The phone saw two networks, one private and one for guests. The guest network was password protected, the only mistake not made by whoever set things up. As for the mistakes they did make:
1. WPS was enabled on each wireless network.
WPS (Wireless Protected Setup) is a security disaster, something that first came to light at the end of 2011. Enabling WPS is the virtual equivalent of putting a “Hack Me” sign on a wireless network.
2. The networks did not require WPA2-AES.
When it comes to over-the-air encryption, there is only one right answer: WPA2-AES (a.k.a. WPA2-CCMP). WPA should not be allowed. TKIP should not be allowed.

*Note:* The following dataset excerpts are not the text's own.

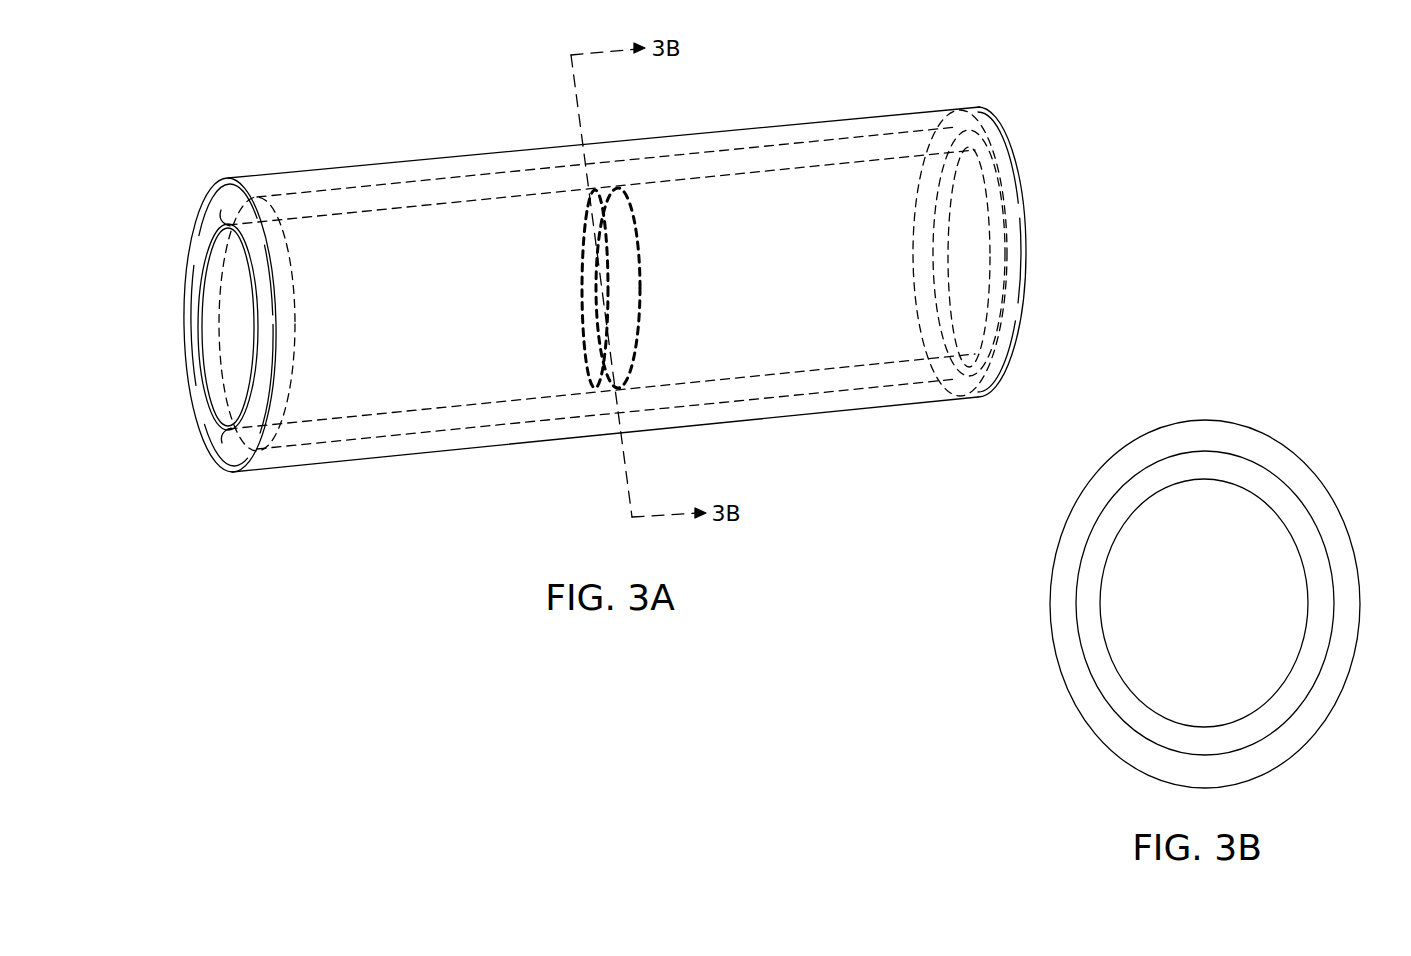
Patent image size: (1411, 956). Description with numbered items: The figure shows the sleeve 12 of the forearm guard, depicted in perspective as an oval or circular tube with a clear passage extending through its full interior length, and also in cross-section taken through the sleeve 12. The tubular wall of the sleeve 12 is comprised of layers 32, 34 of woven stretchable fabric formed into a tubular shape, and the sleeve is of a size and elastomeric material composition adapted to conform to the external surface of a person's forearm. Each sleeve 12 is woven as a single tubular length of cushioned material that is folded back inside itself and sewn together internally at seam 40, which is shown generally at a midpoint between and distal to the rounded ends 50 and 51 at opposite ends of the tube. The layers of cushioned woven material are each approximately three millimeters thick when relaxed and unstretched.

In FIG. 3A, the sleeve 12 is at (412, 143).
In FIG. 3B, the sleeve 12 is at (1203, 393).
In FIG. 3A, the layer of woven stretchable fabric 34 is at (228, 178).
In FIG. 3B, the layer of woven stretchable fabric 34 is at (1050, 593).
In FIG. 3A, the layer of woven stretchable fabric 32 is at (217, 315).
In FIG. 3B, the layer of woven stretchable fabric 32 is at (1124, 681).
In FIG. 3A, the rounded end 50 is at (198, 367).
In FIG. 3A, the seam 40 is at (593, 363).
In FIG. 3A, the rounded end 51 is at (1020, 197).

3. Guest users were not isolated from each other.
I was able to run a couple LAN scanning apps and see other devices on to the network, which opens us up to all sorts of attacks.
The very next day, there were reports of new critical bugs in Android that let a malicious device sharing the same network totally take over a vulnerable device. And, considering the way Android bug fixes never get distributed, almost every Android device with a Broadcom chip is vulnerable.
This particular flaw lets a bad guy hack into a vulnerable device without the victim doing anything. No malicious links or fake domains are needed, all that is necessary is for the bad guy to share a Wi-Fi network with the victim — and for the router not to employ isolation.
This is just the latest in a long line of bad things that an attacker might do to another device on the same network. There is no excuse for letting guest users see each other.
Whoever set this up might argue that the router firmware doesn’t offer this level of isolation, but that’s a bad excuse, since many routers do offer it, even cheap consumer models (see screenshots of TP-LINK and TRENDnet).
4. Guest users can logon to the router.
At this point, I’m thinking a 12-year-old child could have setup better security.
No guest user should ever be able to logon to the router. More to the point, guest users should never even see a router logon prompt. As shown below, I did see one and was able to try my luck at logging in.
You don’t have to be a hacker to learn the IP address of the router you are connected to. My instructions for doing so are the most popular blog I’ve written.
5. No user ID was needed to login to the router, just a password.
As you can see in the screen shot above, the user ID for logging in to the router was pre-filled in. All I needed to supply was the password.
6. Using the most common router userid
Using “admin” as a router user ID is akin to using “password” as your password. It is the first, if not the only thing, an attacker would try.
Here too, whoever set this up may gripe that the router only supports the “admin” user. Again, I would reply to use another router.
Guest user isolation and support for multiple user IDs, are but two of dozens of features that make one router more secure than another. There is a long checklist of router security features on my RouterSecurity.org site.
7. After entering a bunch of wrong passwords, I was not blocked.
Any secure device should lock out users after a certain number of invalid passwords. Even the fairly low end D-Link DIR860L adds a CAPTCHA to its logon page after a dozen wrong passwords.
This is so disappointing, but since a license isn’t needed to setup a Wi-Fi network, not that surprising. Instead of paying a charlatan, the dentist would have been better off with a 12-year-old child configuring things.
The classic Defensive Computing response to public Wi-Fi is a VPN. But, even with a VPN in my pocket, I am hesitant to use any public Wi-Fi network, WPA2 or no WPA2. There is always a vulnerability window between getting on-line and the VPN kicking in.
To minimize this window, look for VPN software that will automatically connect.
- – –
Update Feb. 5, 2016. Twitter user @WiFivomFranMan reminds me to point out that password protected public Wi-Fi networks, such as this one at a dental office, should have their password rotated periodically. If a qualified attacker learns the password, they can do bad things to others on the network.